Additionally, I pulled soil profile and texture data from a soil coring log of our field sites and stored them in soil_param
as a data frame
. The data shown here are a simplified ‘dummy’ set.
model_params <- list(total_depth = 0.8,
cell_height_m = 0.1)
# model_params$n_cells = model_params$total_depth / model_params$cell_height_m
# starts from bottom
soil_params <- data.table(z = c(0.4, 0.1, 0),
soil_type = c("silt", "organic_mineral_mix", "lfh"),
ksat = c(10^-8, 10^-5, 10^-4),
key = "z")
I then developed a simple function model_domain()
that used a rolling join and returned a data.frame
with an option to set total depth and cell height.
#' Creates a discretized model domain along a soil profile
#'
#' @param total.depth Depth of soil column in meters
#' @param cell.height Height of each model cell in meters
#' @param soil.params A data frame containing one column of soil depths (named 'z')and any number of additional parameters of interest. These are added to the model grid using a rolling join. These parameters must be supplied ordered from top to bottom, starting at the respective depths, with zero (0) denoting the soil surface.
#'
#' @return Returns a data frame representing a soil column and has at least one column for soil depths, discretized based on the supplied cell.height
#' @export
#'
#' @examples
model_domain <- function(total.depth, cell.height, soil.params){
require(data.table)
soil.params <- data.table(soil.params, key = "z")

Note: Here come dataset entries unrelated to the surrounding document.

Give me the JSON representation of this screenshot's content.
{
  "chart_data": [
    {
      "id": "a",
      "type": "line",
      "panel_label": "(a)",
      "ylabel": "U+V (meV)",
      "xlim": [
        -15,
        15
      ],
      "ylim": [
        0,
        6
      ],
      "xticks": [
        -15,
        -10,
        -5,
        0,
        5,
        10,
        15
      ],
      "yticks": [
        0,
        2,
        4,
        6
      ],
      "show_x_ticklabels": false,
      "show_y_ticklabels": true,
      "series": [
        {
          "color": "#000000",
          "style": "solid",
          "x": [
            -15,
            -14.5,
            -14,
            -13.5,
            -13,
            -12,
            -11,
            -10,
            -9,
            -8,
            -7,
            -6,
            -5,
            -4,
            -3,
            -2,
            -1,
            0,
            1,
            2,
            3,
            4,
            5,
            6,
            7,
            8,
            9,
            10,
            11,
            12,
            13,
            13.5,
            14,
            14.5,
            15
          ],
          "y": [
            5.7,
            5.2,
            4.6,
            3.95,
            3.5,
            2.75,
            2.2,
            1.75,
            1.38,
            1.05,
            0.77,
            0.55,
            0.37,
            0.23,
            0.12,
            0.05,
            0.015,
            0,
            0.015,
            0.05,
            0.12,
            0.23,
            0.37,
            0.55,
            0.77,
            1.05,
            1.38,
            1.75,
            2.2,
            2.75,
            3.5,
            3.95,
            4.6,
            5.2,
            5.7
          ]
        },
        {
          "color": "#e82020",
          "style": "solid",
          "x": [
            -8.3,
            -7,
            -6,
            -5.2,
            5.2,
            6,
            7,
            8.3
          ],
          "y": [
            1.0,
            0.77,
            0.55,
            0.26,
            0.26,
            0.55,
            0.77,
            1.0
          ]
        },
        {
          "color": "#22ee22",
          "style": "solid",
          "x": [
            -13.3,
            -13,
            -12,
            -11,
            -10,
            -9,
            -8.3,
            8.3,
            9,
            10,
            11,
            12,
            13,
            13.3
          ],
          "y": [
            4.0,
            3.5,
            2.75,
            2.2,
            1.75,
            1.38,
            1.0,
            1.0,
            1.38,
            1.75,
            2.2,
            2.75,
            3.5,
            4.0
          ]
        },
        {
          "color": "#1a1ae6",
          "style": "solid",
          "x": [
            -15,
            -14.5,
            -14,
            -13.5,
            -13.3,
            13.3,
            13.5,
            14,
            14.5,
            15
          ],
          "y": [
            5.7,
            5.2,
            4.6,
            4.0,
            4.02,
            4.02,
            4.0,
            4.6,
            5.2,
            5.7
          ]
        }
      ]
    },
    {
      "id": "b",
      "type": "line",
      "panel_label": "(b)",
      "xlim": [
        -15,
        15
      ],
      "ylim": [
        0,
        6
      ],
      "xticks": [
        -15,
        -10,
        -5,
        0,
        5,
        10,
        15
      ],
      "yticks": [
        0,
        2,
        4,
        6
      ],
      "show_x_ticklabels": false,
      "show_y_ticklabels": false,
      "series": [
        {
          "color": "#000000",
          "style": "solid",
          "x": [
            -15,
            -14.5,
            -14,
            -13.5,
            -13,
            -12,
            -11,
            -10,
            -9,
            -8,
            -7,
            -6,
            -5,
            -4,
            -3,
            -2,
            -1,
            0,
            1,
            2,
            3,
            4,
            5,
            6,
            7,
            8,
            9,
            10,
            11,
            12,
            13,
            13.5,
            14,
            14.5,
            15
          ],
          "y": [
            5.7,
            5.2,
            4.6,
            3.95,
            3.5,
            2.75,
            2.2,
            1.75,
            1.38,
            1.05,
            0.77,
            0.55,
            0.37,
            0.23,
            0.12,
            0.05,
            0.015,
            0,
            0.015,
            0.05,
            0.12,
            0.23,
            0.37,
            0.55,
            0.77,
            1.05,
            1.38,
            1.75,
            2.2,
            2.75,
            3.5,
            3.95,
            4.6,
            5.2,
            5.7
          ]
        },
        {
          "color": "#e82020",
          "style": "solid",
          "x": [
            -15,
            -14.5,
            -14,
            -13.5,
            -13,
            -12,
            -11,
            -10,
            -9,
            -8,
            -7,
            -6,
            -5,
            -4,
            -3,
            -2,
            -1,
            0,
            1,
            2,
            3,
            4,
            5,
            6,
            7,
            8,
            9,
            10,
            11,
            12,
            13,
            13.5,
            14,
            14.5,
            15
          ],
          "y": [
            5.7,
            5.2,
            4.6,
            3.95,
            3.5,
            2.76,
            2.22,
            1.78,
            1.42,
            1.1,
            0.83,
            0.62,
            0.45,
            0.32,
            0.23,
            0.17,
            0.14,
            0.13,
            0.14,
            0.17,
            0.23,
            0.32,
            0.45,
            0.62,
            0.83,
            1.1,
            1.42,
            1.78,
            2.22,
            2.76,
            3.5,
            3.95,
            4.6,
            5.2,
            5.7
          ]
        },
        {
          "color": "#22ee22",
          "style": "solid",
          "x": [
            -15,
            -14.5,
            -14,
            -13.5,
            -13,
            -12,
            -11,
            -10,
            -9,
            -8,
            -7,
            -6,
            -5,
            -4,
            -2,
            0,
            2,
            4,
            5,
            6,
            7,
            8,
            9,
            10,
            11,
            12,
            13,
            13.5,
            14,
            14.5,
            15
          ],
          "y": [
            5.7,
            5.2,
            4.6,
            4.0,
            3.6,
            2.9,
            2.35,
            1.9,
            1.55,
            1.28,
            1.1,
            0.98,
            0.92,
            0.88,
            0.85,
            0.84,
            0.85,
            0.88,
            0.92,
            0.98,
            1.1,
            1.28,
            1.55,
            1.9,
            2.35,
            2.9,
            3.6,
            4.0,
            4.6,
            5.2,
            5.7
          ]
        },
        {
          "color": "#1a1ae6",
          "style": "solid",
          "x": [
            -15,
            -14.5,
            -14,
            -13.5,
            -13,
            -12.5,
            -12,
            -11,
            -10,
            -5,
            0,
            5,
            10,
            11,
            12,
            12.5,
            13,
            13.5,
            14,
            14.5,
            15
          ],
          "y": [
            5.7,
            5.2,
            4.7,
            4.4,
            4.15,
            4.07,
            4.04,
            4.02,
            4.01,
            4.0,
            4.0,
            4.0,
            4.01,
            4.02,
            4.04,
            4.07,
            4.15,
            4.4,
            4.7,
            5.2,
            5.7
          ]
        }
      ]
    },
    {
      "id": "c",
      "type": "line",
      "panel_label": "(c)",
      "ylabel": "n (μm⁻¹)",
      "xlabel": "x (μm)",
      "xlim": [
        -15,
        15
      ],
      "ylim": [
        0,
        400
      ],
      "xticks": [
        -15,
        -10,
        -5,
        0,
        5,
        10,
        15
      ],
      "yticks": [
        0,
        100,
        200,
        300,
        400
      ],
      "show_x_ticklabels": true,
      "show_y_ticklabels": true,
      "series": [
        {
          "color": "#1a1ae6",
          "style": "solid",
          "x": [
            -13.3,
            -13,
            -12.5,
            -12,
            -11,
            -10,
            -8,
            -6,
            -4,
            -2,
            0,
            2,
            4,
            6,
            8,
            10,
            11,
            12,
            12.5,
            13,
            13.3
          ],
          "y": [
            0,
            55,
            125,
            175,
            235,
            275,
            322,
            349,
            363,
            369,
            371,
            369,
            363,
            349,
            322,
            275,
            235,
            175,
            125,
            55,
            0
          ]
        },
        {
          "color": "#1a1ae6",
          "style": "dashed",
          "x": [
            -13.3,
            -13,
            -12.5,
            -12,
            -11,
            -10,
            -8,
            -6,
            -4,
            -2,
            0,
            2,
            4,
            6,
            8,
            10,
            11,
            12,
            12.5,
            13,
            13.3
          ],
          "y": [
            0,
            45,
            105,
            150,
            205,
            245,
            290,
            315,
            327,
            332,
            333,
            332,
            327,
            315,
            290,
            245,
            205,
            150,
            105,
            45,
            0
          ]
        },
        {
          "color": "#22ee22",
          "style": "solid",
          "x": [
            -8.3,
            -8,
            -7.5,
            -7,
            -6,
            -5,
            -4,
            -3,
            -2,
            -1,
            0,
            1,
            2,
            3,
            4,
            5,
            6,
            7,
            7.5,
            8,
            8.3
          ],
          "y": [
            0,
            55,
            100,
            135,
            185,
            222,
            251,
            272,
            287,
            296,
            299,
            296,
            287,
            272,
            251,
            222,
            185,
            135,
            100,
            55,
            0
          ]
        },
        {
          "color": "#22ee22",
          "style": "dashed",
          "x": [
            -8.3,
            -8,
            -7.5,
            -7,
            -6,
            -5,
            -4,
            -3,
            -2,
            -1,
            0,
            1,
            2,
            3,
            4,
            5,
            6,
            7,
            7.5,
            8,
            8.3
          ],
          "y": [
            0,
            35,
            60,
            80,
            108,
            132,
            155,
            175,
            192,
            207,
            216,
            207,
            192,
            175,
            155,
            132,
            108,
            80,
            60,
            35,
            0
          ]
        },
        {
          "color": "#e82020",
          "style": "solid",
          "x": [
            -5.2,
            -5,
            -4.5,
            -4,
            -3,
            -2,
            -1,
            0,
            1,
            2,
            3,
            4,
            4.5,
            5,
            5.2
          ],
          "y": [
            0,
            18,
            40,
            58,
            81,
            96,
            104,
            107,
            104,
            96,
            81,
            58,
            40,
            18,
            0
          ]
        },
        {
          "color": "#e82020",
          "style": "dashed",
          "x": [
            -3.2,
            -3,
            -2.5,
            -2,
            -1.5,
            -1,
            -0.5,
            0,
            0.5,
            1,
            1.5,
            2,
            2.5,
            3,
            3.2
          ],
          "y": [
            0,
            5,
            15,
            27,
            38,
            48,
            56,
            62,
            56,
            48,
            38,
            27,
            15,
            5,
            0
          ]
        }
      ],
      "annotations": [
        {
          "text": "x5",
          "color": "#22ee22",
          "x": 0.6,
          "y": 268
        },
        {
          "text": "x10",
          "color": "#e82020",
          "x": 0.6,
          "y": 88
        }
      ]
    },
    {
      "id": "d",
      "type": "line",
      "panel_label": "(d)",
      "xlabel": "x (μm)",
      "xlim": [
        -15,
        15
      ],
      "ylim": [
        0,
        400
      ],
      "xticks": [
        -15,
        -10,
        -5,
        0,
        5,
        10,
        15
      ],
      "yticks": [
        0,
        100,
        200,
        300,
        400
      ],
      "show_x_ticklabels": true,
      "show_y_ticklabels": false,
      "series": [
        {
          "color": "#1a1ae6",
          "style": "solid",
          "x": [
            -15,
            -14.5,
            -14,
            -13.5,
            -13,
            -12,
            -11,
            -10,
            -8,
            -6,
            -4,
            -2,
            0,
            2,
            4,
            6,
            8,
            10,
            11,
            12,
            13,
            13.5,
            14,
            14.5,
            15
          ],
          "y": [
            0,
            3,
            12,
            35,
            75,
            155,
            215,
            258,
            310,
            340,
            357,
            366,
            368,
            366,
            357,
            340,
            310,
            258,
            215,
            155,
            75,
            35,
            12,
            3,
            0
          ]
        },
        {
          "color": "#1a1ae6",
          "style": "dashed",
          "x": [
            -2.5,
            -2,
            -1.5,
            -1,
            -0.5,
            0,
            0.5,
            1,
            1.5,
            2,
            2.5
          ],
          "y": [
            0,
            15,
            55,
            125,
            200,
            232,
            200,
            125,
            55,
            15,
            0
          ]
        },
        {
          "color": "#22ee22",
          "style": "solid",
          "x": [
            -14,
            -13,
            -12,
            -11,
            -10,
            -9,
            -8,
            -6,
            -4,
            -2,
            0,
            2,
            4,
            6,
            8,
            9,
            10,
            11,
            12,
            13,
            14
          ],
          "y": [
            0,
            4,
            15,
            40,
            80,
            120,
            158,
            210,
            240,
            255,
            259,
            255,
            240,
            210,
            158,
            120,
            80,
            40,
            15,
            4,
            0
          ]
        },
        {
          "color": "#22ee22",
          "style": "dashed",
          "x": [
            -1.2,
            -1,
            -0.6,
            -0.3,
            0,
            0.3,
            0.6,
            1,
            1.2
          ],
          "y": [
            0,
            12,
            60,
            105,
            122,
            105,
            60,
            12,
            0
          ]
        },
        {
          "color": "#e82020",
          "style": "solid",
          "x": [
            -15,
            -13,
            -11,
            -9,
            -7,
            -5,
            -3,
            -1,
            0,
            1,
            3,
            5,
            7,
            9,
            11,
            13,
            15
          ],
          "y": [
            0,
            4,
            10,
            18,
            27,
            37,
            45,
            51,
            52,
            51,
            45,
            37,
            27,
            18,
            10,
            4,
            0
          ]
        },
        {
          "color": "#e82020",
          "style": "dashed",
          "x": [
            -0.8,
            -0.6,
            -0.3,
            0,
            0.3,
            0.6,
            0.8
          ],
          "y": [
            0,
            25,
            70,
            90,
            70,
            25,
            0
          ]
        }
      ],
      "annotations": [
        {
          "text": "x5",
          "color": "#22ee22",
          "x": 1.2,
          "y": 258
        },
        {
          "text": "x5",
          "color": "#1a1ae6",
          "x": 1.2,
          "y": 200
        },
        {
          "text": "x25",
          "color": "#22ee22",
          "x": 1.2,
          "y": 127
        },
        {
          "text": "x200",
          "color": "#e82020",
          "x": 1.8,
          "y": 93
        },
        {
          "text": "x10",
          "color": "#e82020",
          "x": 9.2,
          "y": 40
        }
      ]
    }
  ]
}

domain <- data.table(z = seq(0, total.depth, by = cell.height), key = "z")
joined <- soil.params[domain, on = "z", roll = TRUE]
return(joined)
}
Giving it a spin:
profile_0.1 <- model_domain(total.depth = model_params$total_depth,
cell.height = model_params$cell_height_m,
soil.params = soil_params)
profile_0.1
## z soil_type ksat
## 1: 0.0 lfh 1e-04
## 2: 0.1 organic_mineral_mix 1e-05
## 3: 0.2 organic_mineral_mix 1e-05
## 4: 0.3 organic_mineral_mix 1e-05
## 5: 0.4 silt 1e-08
## 6: 0.5 silt 1e-08
## 7: 0.6 silt 1e-08
## 8: 0.7 silt 1e-08
## 9: 0.8 silt 1e-08
Now, the model_domain()
function can be easily used to investigate the impact of varying parameters of the model, and corresponding soil horizons. Rather than a formal investigation, here I’ll only offer a visual representation of how different \(\Delta z\)’s affect the model domain.
library(dplyr)
library(ggplot2)
# make a series of cell heights to discretize the model with
model_params$cell_height_m <- seq(0.02, 0.1, by = 0.02)
# use map (apply-style function) to run model_domain with multiple cell heights
profile_multiple <- purrr::map(model_params$cell_height_m,
~model_domain(total.depth = model_params$total_depth,
cell.height = .x,
soil.params = soil_params)) %>%
# supply names for subsequent binding and plotting
purrr::set_names(model_params$cell_height_m) %>%
bind_rows(.id = "height")
# make plot
profile_multiple %>%
ggplot(aes(x = "Profile",
y = z,
fill = soil_type)) +
# add points
geom_point(size = 3,
shape = 21,
color = "gray50") +
# split for each Delta z
facet_grid(~height,switch = "x") +
# labelling
labs(y = "Depth",
fill = "Horizon",
title = "Model Domain with variable Discretization",
subtitle = "Resolution impacts location of boundaries" ) +
# scales
scale_y_reverse() +
scale_fill_viridis_d(begin = 0, end = 0.9,option = "D") +
# theming
theme_minimal() +
theme(plot.background = element_rect(fill = "transparent"),
panel.border = element_rect(fill = NA, color = "transparent"),
text = element_text(color = "gray40", face = "italic"),
axis.title.x = element_blank(),
axis.text.x = element_blank())
data.table
is a new favorite!
I hope that you, just like me, have found a new friend in the #rstats world with data.table
. The use-case I showed here was fairly basic, yet it can be applied in a number of settings, and I’ve found it particularly useful for making model grids. Yet, I can see a number of other applications, such as matching pre-defined or computed events, such as droughts, storms or disturbances between time series of interest. Give it a go yourself, and let me know which applications you can think up.